Schools will be expected to be “alert to” factors that increase children’s potential vulnerability to sexual abuse and must also address the barriers that prevent children from reporting incidents.

The updated handbook states: “Inspectors will expect schools to be alert to factors that increase vulnerability or potential vulnerability such as mental ill health, domestic abuse, children with additional needs, and children from groups at greater risk of exploitation and/or of feeling unable to report abuse (for example, girls and LGBT children).

“Inspectors will also seek to understand how any barriers that could prevent a pupil from making a disclosure, for example communication needs, are identified and addressed.”

The updates (Ofsted, 2021a) have come after Ofsted’s review into peer-on-peer sexual harassment and abuse in schools uncovered an epidemic of sexual harassment and abuse targeting girls in schools and colleges.

Key problems include a lack of awareness among school staff, a lack of training to respond to specific situations, and a lack of reporting by victims – with many pupils telling inspectors they saw no point in reporting incidents (Ofsted, 2021b; SecEd, 2021).

Specific concerns were raised about the impact that easy access to pornography has had on young people’s views, including about consent. School leaders told the review that for many boys, pornography had created “unhealthy expectations of sexual relationships and shaped perceptions of women and girls”.

From September, inspectors will also consider how schools handle allegations and incidents of sexual abuse between children and young people when they do occur.

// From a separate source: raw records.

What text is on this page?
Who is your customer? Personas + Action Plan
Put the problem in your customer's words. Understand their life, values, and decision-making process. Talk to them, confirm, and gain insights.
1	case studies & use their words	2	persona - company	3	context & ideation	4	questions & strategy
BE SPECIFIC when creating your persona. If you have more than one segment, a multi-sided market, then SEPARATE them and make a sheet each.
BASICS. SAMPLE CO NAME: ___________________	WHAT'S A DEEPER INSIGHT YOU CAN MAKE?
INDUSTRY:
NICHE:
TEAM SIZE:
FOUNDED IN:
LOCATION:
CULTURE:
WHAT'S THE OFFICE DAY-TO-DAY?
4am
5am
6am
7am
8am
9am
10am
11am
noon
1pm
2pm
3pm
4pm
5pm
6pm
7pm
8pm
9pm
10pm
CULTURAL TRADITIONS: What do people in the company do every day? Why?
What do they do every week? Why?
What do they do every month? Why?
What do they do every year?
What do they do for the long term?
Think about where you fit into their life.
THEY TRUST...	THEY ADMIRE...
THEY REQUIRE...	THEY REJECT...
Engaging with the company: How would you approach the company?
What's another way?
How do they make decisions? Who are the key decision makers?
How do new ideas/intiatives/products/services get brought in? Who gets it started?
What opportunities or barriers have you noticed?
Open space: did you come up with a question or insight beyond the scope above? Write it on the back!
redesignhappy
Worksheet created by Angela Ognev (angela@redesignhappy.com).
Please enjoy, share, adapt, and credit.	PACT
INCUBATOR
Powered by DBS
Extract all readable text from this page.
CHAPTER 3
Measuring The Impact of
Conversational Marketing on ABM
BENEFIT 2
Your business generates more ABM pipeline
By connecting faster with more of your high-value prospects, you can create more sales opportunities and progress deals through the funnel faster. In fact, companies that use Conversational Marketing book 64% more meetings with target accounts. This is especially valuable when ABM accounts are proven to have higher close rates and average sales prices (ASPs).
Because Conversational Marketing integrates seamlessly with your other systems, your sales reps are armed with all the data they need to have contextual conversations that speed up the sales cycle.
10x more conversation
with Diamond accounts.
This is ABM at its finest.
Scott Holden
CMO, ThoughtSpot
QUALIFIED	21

They will also check whether “the school has appropriate school-wide policies in place that make it clear that sexual harassment, online sexual abuse and sexual violence (including sexualised language) is unacceptable, with appropriate sanctions in place”.

The changes to the handbooks will take effect when routine inspection resumes in September.

The handbook warns that if schools do have not adequate processes in place, “it is likely that safeguarding will be considered ineffective”, which in turn could affect the leadership and management judgement and lead to an overall “inadequate” judgement.

In launching the updated handbook, Sean Harford, Ofsted’s national education director, said: “The findings from our recent review have revealed just how commonplace sexual harassment has become in schools and colleges. So, even when there are no specific reports, schools and colleges must assume that it is taking place and plan to address it accordingly.

“Our updated handbooks are clear about how we will assess the approach schools and colleges have taken to tackle these issues head-on. We will expect schools and colleges to have created a culture where sexual abuse and harassment is not acceptable and never tolerated. And where pupils are supported to report any concerns about harmful sexual behaviour and can feel confident they will be taken seriously.”